I work in a large library in a big city and rarely does a day go by where I am not dealing with book donations. Like the generous donations to the Las Plumas Library they may be intended to save us too. I think we regularly get more donations than they even received in the bonanza at that school in Plumas County. Sadly ours mostly consist of yellowed Ham and Pineapple Cookbooks from the fifties and the early works of Danielle Steele in vintage book club editions that have been fully seasoned by a couple decades of storage in a basement. There's not much we can do with this stuff other than trying to trick people into buying them or furtively recycling them when that fails. All our donations together provide a rare few items we add to the collection and a small stream of miscellaneous income. If you took all the vast thousands of donated books we receive in a year you would not have a library. You would have a rummage sale. Which we do, twice a year.
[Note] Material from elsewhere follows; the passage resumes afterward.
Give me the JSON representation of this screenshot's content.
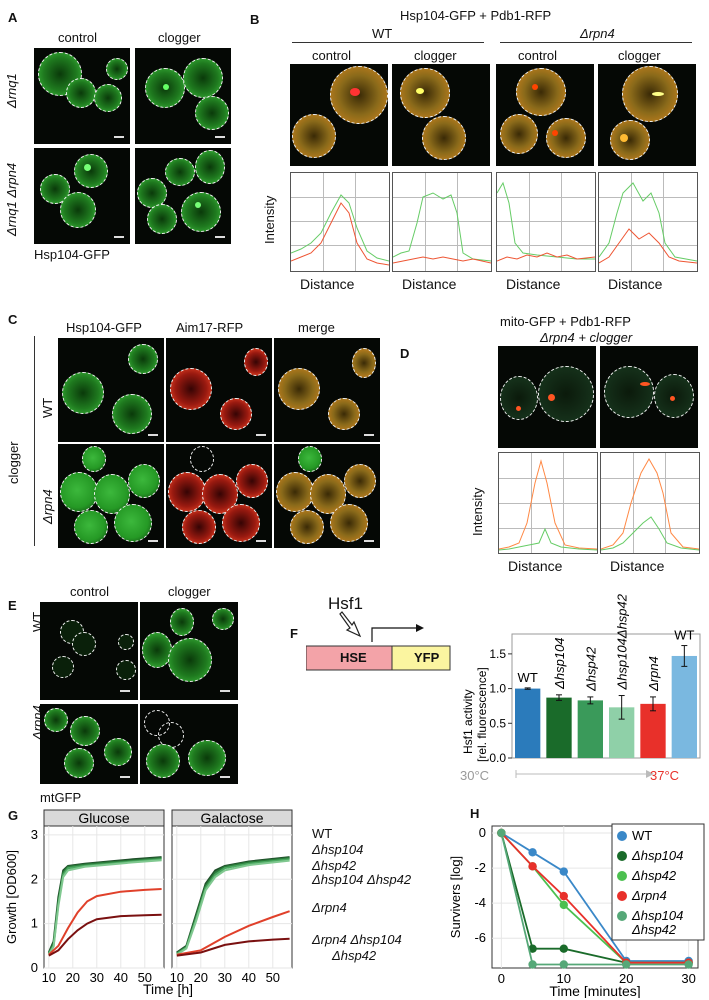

 But we do have a pretty good tax base here in my city. And a just steady enough commitment to libraries. This allows us to have a greasy but up to date collection of books and movies. It means we have shelving. We have great windows full of light and proper recessed lighting inside as well. And we have librarians, many of them, some good and some not so much. We have clerks and student workers and volunteers and board members, computer people and computers, and open doors. We are a library. I am confident we will be around in five years. I am not so sure about the one in Plumas County. We in no real way rely upon the kindness of strangers. No library should have to, and very few that ever do will thrive, let alone survive.